Jakarta – The Asian Muslim Action Network (AMAN) Indonesia menyoroti sejumlah isu perempuan dan keamanan dalam audiensi dengan Menteri Koordinator Politik, Hukum dan Keamanan (Menkopolhukam), Prof. Dr. Mohammad Mahfud, MD di Jakarta, Senin (22/01/2024).
Staf Design Monitoring & Evaluation (DME) AMAN Indonesia, Fina Nihayatul Mazziyyah mengatakan, Indonesia telah berkomitmen untuk menjalankan Resolusi DK PBB 1325 tentang Perempuan, Perdamaian dan Keamanan, melalui Peraturan Presiden No. 18 tahun 2014 tentang Perlindungan dan Pemberdayaan Perempuan dan Anak dalam Konflik Sosial. Namun, sejumlah tantangan masih ditemui, seperti penanganan konflik sosial yang tidak tuntas, perspektif gender belum banyak terintegrasi di dalam operasi keamanan, hingga keterlibatan pemimpin lokal dalam melanggengkan diskriminasi pada kelompok minoritas.

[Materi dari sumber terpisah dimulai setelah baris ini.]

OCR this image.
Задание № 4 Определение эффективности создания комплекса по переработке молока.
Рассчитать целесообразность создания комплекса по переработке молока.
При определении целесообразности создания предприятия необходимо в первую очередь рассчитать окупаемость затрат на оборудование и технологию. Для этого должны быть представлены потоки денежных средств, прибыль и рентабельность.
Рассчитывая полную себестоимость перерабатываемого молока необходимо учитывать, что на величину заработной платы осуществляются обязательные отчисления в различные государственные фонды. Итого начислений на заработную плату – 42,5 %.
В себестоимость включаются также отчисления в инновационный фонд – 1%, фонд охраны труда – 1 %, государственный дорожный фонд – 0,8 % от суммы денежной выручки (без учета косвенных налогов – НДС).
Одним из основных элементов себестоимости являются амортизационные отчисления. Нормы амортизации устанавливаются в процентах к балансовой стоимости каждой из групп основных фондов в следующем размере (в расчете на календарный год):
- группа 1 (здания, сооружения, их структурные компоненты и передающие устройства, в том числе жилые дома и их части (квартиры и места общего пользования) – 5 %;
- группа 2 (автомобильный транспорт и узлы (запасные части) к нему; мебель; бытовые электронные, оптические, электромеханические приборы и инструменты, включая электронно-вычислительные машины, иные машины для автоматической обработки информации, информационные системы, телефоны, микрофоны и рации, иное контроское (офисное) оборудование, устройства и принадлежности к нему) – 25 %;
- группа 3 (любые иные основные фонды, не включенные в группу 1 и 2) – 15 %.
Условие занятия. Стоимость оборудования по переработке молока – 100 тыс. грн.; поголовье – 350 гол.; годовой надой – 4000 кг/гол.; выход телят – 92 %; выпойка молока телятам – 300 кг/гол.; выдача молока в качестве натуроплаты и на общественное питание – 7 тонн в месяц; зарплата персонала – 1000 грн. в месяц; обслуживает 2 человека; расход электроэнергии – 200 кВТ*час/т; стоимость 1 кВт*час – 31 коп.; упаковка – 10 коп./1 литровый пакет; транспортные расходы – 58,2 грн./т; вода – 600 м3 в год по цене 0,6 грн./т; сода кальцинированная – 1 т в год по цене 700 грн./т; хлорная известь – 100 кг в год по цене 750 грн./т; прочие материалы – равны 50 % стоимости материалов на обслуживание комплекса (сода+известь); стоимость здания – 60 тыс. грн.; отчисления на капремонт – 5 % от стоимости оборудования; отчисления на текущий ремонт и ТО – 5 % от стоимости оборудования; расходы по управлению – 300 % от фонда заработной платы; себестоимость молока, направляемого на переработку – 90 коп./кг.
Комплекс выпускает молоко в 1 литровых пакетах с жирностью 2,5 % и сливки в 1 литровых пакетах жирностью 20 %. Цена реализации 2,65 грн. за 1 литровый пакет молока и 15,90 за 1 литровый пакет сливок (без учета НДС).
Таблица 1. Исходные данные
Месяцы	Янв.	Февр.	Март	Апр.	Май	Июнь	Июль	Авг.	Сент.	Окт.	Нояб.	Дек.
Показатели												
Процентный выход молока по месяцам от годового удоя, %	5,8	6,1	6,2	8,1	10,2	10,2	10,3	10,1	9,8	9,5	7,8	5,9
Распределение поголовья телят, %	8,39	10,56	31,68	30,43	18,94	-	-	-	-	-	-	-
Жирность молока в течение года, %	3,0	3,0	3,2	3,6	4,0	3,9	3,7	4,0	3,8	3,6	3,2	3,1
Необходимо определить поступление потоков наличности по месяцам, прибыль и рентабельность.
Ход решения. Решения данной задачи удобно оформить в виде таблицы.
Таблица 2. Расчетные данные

Hal serupa juga terjadi dalam penanganan kasus terorisme, di mana perspektif gender tidak digunakan dalam perlindungan dan pemulihan korban. Layanan yang tidak berkelanjutan mengakibatkan pengabaian kebutuhan dan membuka peluang hambatan baru bagi korban. ”Oleh karena itu, penting bagi negara untuk melihat dimensi keamanan manusia lebih dalam dibandingkan sekadar keamanan teritori,” kata Fina.
Dalam pertemuan yang berlangsung selama satu jam tersebut, 20 aktivis perempuan dan perwakilan dari Kalyanamitra, Kemitraan, Sekolah Perempuan Jakarta, Yayasan Kesehatan Perempuan, Yayasan Pemberdayaan Perempuan Kepala Keluarga (PEKKA), ICT Watch, Migrant Care, Jaringan Buruh Migran, Jaringan Advokasi Nasional Pekerja Rumah Tangga (Jala PRT), Yayasan Pulih, Mitra Perempuan, Asosiasi Pengajar dan Peminat Hukum Berspektif Gender Indonesia (APPHGI) dan AMAN Indonesia.
Ditegaskan juga sejumlah masukan kepada Menkopolhukam terkait keberpihakan pemerintah terhadap perempuan, khususnya dalam implementasi kebijakan yang berkaitan dengan isu kesehatan, pendidikan, penyediaan layanan dasar, inklusi, masyarakat adat, konflik, terorisme, ketenagakerjaan, lingkungan, dan migrasi.
Di akhir sesi, Menkopolhukam, Prof. Dr. Mohammad Mahfud, MD, merespon hal penting yang menjadi catatan terkait dengan pengambilan keputusan dan infrastruktur kebijakan di Indonesia. Diakui olehnya, sejumlah implementasi kebijakan masih lemah, termasuk pengaruh aspek politis dan aspek sosiologis dalam pembuatan kebijakan maupun pengambilan keputusan.
Dalam kesempatan dirinya mencontohkan, kekosongan sejumlah peraturan pelaksana undang-undang, seperti UU Tindak Pidana Kekerasan Seksual yang berpengaruh pada implementasinya di lapangan. Atau sejumlah penyelesaian kasus intoleransi yang kental dipengaruhi aspek sosiologis.